La tendance mondiale n’ira pas en s’amenuisant, prévient le HautCommissariat des Nations unies pour les réfugiés. En 2023, il a recensé le plus grand nombre de crises humanitaires causées par des conflits, des violations des droits de la personne, des catastrophes naturelles ou des phénomènes météorologiques extrêmes, lesquelles ont forcé le déplacement de millions de personnes dans le monde. L’agence onusienne ne prévoit aucun ralentissement en 2024.
Québec tente de convaincre Ottawa de mieux répartir les entrées en se rapprochant davantage du poids démographique de la province au sein du Canada (22 %). En 2023, affirmait cette semaine le quatuor de caquistes, pendant que le Québec accueillait 65 000 de ces immigrants vulnérables, les quatre provinces de l’Atlantique, à elles seules, en recevaient… 380. « Malgré toute la générosité qui nous anime, notre capacité à livrer [des] services aux demandeurs d’asile a ses limites », a fait valoir Christine Fréchette. L’aide financière de dernier recours, les services éducatifs et de francisation, l’hébergement temporaire et les soins sociaux et de santé comptent parmi les services dont Québec doit pourvoir cette clientèle vulnérable sitôt qu’elle met pied ici.
Le point de presse de la semaine ne manquait pas de drame. À entendre les ministres, on s’approcherait du point de rupture dans l’octroi des services, voire d’une crise humanitaire. Interrogé par un journaliste, M. Roberge a affirmé que l’arrivée massive des demandeurs d’asile au Québec pourrait menacer l’identité québécoise. La semaine dernière, ces migrants causaient la crise du logement. Jeudi, le premier ministre François Legault accentuait le fait qu’ils ne venaient pas dorer la situation du français. Et pour ajouter une couche d’opprobre à la situation, le Québec a décidé mercredi de contester en Cour suprême la récente décision de la Cour d’appel qui permettait enfin l’accès aux garderies subventionnées aux demandeurs d’asile. C’est un bien mauvais théâtre.
À trop pleurer sur l’abondance des demandeurs d’asile — l’une des clientèles immigrantes les plus vulnérables, ne l’oublions pas —, le Québec tente-t-il de nous faire oublier qu’il ouvre pourtant grand ses portes à d’autres immigrants, parmi lesquels les étudiants étrangers et les travailleurs temporaires ? Deux poids, deux mesures ?
On peut toutefois comprendre la lassitude et l’exaspération de Québec face à l’inaction d’Ottawa, que les lamentations québécoises semblent ennuyer au plus haut point. Mais cela ne doit pas faire perdre au gouvernement Legault tout sens de la proportionnalité.
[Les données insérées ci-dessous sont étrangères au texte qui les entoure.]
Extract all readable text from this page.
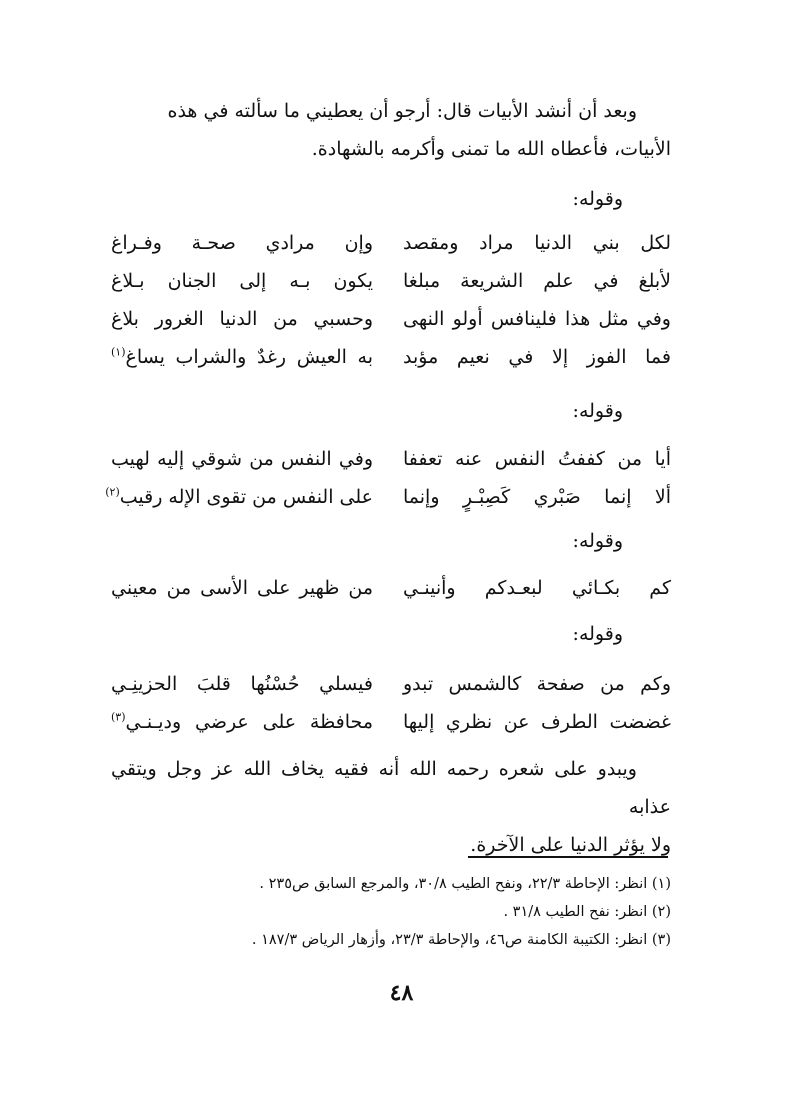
وبعد أن أنشد الأبيات قال: أرجو أن يعطيني ما سألته في هذه

الأبيات، فأعطاه الله ما تمنى وأكرمه بالشهادة.

وقوله:
لكل بني الدنيا مراد ومقصد
وإن مرادي صحـة وفـراغ
لأبلغ في علم الشريعة مبلغا
يكون بـه إلى الجنان بـلاغ
وفي مثل هذا فلينافس أولو النهى
وحسبي من الدنيا الغرور بلاغ
فما الفوز إلا في نعيم مؤبد
به العيش رغدٌ والشراب يساغ$^{(١)}$
وقوله:
أيا من كففتُ النفس عنه تعففا
وفي النفس من شوقي إليه لهيب
ألا إنما صَبْري كَصِبْـرٍ وإنما
على النفس من تقوى الإله رقيب$^{(٢)}$
وقوله:
كم بكـائي لبعـدكم وأنينـي
من ظهير على الأسى من معيني
وقوله:
وكم من صفحة كالشمس تبدو
فيسلي حُسْنُها قلبَ الحزينِـي
غضضت الطرف عن نظري إليها
محافظة على عرضي وديـنـي$^{(٣)}$

ويبدو على شعره رحمه الله أنه فقيه يخاف الله عز وجل ويتقي عذابه

ولا يؤثر الدنيا على الآخرة.

(١) انظر: الإحاطة ٢٢/٣، ونفح الطيب ٣٠/٨، والمرجع السابق ص٢٣٥ .
(٢) انظر: نفح الطيب ٣١/٨ .
(٣) انظر: الكتيبة الكامنة ص٤٦، والإحاطة ٢٣/٣، وأزهار الرياض ١٨٧/٣ .
٤٨
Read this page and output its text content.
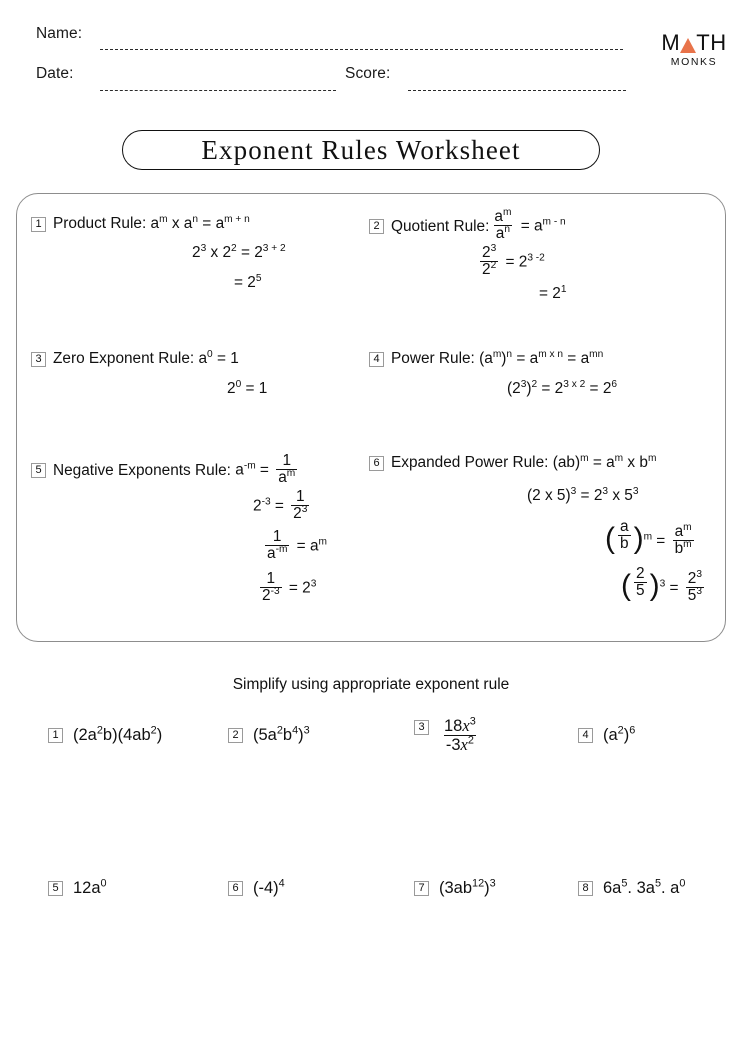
Name:
Date:	Score:
M TH
MONKS
Exponent Rules Worksheet
1 Product Rule: $a^m$ x $a^n = a^{m + n}$
$2^3$ x $2^2 = 2^{3 + 2}$
= $2^5$
2 Quotient Rule: $\frac{a^m}{a^n} = a^{m - n}$
$\frac{2^3}{2^2} = 2^{3 -2}$
= $2^1$
3 Zero Exponent Rule: $a^0 = 1$
$2^0 = 1$
4 Power Rule: $(a^m)^n = a^{m x n} = a^{mn}$
$(2^3)^2 = 2^{3 x 2} = 2^6$
5 Negative Exponents Rule: $a^{-m} = \frac{1}{a^m}$
$2^{-3} = \frac{1}{2^3}$
$\frac{1}{a^{-m}} = a^m$
$\frac{1}{2^{-3}} = 2^3$
6 Expanded Power Rule: $(ab)^m = a^m$ x $b^m$
(2 x $5)^3 = 2^3$ x $5^3$
( $\frac{a}{b}$ ) $^m = \frac{a^m}{b^m}$
( $\frac{2}{5}$ ) $^3 = \frac{2^3}{5^3}$
Simplify using appropriate exponent rule
1 $(2a^2b)(4ab^2)$	2 $(5a^2b^4)^3$	$3 \frac{18x^3}{-3x^2}$	4 $(a^2)^6$
5 $12a^0$	6 $(-4)^4$	7 $(3ab^{12})^3$	8 $6a^5$. $3a^5$. $a^0$
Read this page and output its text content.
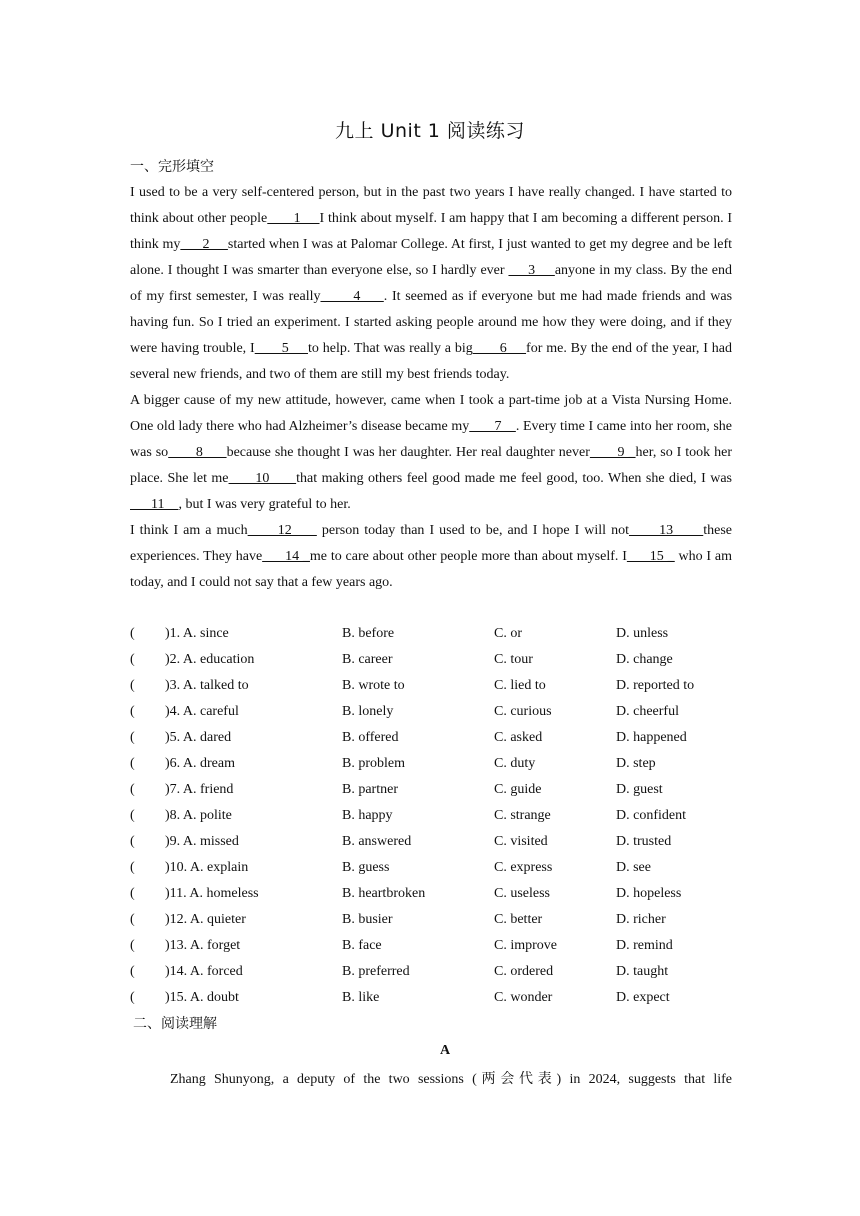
九上 Unit 1 阅读练习
一、完形填空

I used to be a very self-centered person, but in the past two years I have really changed. I have started to think about other people       1     I think about myself. I am happy that I am becoming a different person. I think my      2     started when I was at Palomar College. At first, I just wanted to get my degree and be left alone. I thought I was smarter than everyone else, so I hardly ever      3     anyone in my class. By the end of my first semester, I was really       4     . It seemed as if everyone but me had made friends and was having fun. So I tried an experiment. I started asking people around me how they were doing, and if they were having trouble, I       5     to help. That was really a big       6     for me. By the end of the year, I had several new friends, and two of them are still my best friends today.

A bigger cause of my new attitude, however, came when I took a part-time job at a Vista Nursing Home. One old lady there who had Alzheimer’s disease became my       7    . Every time I came into her room, she was so       8      because she thought I was her daughter. Her real daughter never       9 _her, so I took her place. She let me      10      that making others feel good made me feel good, too. When she died, I was      11    , but I was very grateful to her.

I think I am a much      12      person today than I used to be, and I hope I will not      13      these experiences. They have      14 _me to care about other people more than about myself. I      15 _ who I am today, and I could not say that a few years ago.

( )1. A. since	B. before	C. or	D. unless
( )2. A. education	B. career	C. tour	D. change
( )3. A. talked to	B. wrote to	C. lied to	D. reported to
( )4. A. careful	B. lonely	C. curious	D. cheerful
( )5. A. dared	B. offered	C. asked	D. happened
( )6. A. dream	B. problem	C. duty	D. step
( )7. A. friend	B. partner	C. guide	D. guest
( )8. A. polite	B. happy	C. strange	D. confident
( )9. A. missed	B. answered	C. visited	D. trusted
( )10. A. explain	B. guess	C. express	D. see
( )11. A. homeless	B. heartbroken	C. useless	D. hopeless
( )12. A. quieter	B. busier	C. better	D. richer
( )13. A. forget	B. face	C. improve	D. remind
( )14. A. forced	B. preferred	C. ordered	D. taught
( )15. A. doubt	B. like	C. wonder	D. expect
二、阅读理解
A
Zhang Shunyong, a deputy of the two sessions (两会代表) in 2024, suggests that life
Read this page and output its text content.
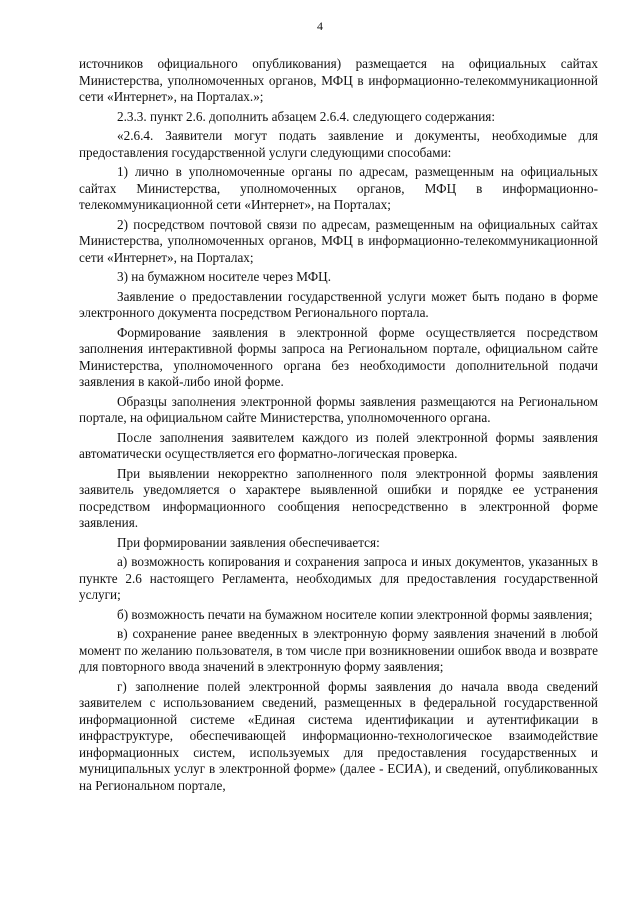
4

источников официального опубликования) размещается на официальных сайтах Министерства, уполномоченных органов, МФЦ в информационно-телекоммуникационной сети «Интернет», на Порталах.»;

2.3.3. пункт 2.6. дополнить абзацем 2.6.4. следующего содержания:

«2.6.4. Заявители могут подать заявление и документы, необходимые для предоставления государственной услуги следующими способами:

1) лично в уполномоченные органы по адресам, размещенным на официальных сайтах Министерства, уполномоченных органов, МФЦ в информационно-телекоммуникационной сети «Интернет», на Порталах;

2) посредством почтовой связи по адресам, размещенным на официальных сайтах Министерства, уполномоченных органов, МФЦ в информационно-телекоммуникационной сети «Интернет», на Порталах;

3) на бумажном носителе через МФЦ.

Заявление о предоставлении государственной услуги может быть подано в форме электронного документа посредством Регионального портала.

Формирование заявления в электронной форме осуществляется посредством заполнения интерактивной формы запроса на Региональном портале, официальном сайте Министерства, уполномоченного органа без необходимости дополнительной подачи заявления в какой-либо иной форме.

Образцы заполнения электронной формы заявления размещаются на Региональном портале, на официальном сайте Министерства, уполномоченного органа.

После заполнения заявителем каждого из полей электронной формы заявления автоматически осуществляется его форматно-логическая проверка.

При выявлении некорректно заполненного поля электронной формы заявления заявитель уведомляется о характере выявленной ошибки и порядке ее устранения посредством информационного сообщения непосредственно в электронной форме заявления.

При формировании заявления обеспечивается:

а) возможность копирования и сохранения запроса и иных документов, указанных в пункте 2.6 настоящего Регламента, необходимых для предоставления государственной услуги;

б) возможность печати на бумажном носителе копии электронной формы заявления;

в) сохранение ранее введенных в электронную форму заявления значений в любой момент по желанию пользователя, в том числе при возникновении ошибок ввода и возврате для повторного ввода значений в электронную форму заявления;

г) заполнение полей электронной формы заявления до начала ввода сведений заявителем с использованием сведений, размещенных в федеральной государственной информационной системе «Единая система идентификации и аутентификации в инфраструктуре, обеспечивающей информационно-технологическое взаимодействие информационных систем, используемых для предоставления государственных и муниципальных услуг в электронной форме» (далее - ЕСИА), и сведений, опубликованных на Региональном портале,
Le discours de la semaine évoque des réminiscences nauséabondes, et la Coalition avenir Québec, à qui il fut reproché d’avoir tenu des propos pointant davantage les menaces de l’immigration que ses richesses, avait plutôt reconnu qu’il lui fallait s’élever et laisser la bienveillance l’emporter sur les prophéties de malheur.
La livraison du message de cette semaine a dérapé. Cela le détourne de l’intention de départ, qui est noble et sensée : celle de ramener le gouvernement Trudeau à ses sens.
Celui-ci continue de superbement ignorer l’ensemble des demandes du Québec, qui réclame à cor et à cri, depuis plus d’un an maintenant, de l’aide pour les dépenses engagées. La facture s’élève désormais à plus d’un milliard de dollars. Québec estime que le fédéral lui doit 470 millions pour le filet social offert aux demandeurs d’asile en 2021 et en 2022, et il estime à 576 millions la facture de 2023. Jusqu’à maintenant, Ottawa aurait consenti 150 millions, ce qui ne correspond en rien aux attentes.
Le statu quo est intenable. Ottawa doit poser le geste fort qu’on lui réclame depuis un an.